Doctor Who ran for twenty six seasons before in 1989 the BBC took the axe to this show, cancelling a show that had captured the hearts and minds of thousands.
Why did the BBC Cancel Doctor Who?
Firstly it was due to falling viewing figures. Doctor Who had been in a long decline from a semi-serious show into a comical farce. Whovians, the generic name for Doctor Who fans, were up in arms about the decline of the show and its cancellation.
It was at this time that Doctor Who went underground. With the television networks only showing re-runs the fan fiction, audio books and novels exploded; a plethora of new stories appearing to appease the hearty appetite of the Whovians.
In 1996 a movie was made for the American market. Whilst it proved hugely popular in the UK with over nine million people tuning in to watch it. Sadly it did not get the ratings in the USA, mainly due to a poor scheduled slot and lack of familiarity of The Doctor. A series never emerged from this film much to the disappointment of thousands of fans.
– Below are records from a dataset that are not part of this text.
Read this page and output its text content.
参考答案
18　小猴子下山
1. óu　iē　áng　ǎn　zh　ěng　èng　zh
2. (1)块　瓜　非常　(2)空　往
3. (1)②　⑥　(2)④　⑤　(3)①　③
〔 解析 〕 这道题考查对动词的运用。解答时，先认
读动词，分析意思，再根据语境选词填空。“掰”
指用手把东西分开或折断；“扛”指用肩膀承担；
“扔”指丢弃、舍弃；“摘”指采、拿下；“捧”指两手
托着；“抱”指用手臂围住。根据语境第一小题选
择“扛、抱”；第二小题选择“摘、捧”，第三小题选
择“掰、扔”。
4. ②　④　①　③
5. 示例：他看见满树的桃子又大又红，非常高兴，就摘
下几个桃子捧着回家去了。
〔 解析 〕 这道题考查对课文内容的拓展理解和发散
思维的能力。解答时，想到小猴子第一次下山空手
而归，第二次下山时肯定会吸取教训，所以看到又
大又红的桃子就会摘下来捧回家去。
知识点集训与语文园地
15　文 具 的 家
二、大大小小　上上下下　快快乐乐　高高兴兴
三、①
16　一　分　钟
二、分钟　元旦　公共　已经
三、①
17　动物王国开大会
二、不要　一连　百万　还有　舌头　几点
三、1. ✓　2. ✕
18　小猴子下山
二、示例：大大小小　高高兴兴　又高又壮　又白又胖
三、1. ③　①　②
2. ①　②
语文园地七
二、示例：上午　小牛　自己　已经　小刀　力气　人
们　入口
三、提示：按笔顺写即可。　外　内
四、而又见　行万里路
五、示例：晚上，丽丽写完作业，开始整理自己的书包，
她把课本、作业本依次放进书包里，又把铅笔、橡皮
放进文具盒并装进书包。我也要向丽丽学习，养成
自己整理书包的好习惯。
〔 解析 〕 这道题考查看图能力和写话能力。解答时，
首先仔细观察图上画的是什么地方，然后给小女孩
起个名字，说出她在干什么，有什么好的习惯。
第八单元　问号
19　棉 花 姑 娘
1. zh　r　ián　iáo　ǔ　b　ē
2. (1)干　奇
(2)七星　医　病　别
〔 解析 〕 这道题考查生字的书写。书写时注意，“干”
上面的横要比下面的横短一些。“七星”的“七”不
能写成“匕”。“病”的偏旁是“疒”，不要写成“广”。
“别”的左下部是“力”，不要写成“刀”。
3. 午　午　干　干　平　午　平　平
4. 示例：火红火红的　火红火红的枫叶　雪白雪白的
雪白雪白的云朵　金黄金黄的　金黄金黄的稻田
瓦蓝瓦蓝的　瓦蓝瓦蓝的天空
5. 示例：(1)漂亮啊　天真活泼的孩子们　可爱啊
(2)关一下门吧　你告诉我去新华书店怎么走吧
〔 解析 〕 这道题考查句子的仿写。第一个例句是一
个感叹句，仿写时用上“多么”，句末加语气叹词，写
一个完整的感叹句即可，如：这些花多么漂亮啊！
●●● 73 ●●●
It was in September 2003 that the BBC made an announcement that shook the Whovian world. They announced a new in-house production of Doctor Who. The possibilities of this were endless. Would the show live up to their expectations? Would the show be as bad as the Doctor Who’s that were aired before its cancellation? Who would be the Doctor? Who would be his assistant?
The Internet was afire with rumours and speculation. Reports from the BBC and pictures from the shooting confirmed that Christopher Eccleston as the Doctor, and Billie Piper as his assistant Rose had gelled together well on a show that looked like it would exceed expectations.
New Doctor Who leaked!
In late December 2004 disaster struck, for the BBC. A preview copy of the first episode entitled Rose leaked onto the Internet. Was this a deliberate ploy by the BBC to get feedback on the first new Doctor Who series for fifteen years? Did they leak it to find out what fans thought, whilst still giving them enough time to change the episode if they had to? Whatever was the case, hundreds and thousands of people downloaded the episode and it was given a big thumbs up by the majority of the fans.
And then on Saturday March 26 2005 that people across England settled down in behind the sofa, ready to hear that dramatic music grace their screens again and to share this show from their childhood with their children.
Forty five minutes later a whole new generation of fans were hooked. The BBC had done it right and Doctor Who was back. A successful series followed, bringing back old favourites like the Daleks and new foes for the Doctor. A Christmas special was commissioned on the back of this success and two more seasons.
Doctor Who the Future
Despite Christopher Eccleston leaving the show due to fears of being typecast, the BBC pushed on and David Tennant was cast as the Doctor. A life long fan it was a dream come true for him and on Christmas Day 2005 he made his first outing as the Doctor on our TV screens.Five incredibly successful years later The Doctor regenerated again and Matt Smith became the 11th incarnation of Dr Who!
The legacy of Doctor Who has spanned almost fifty years and touched the lives of millions. Today, it is back on our screens and a new generation of Whovians are being born.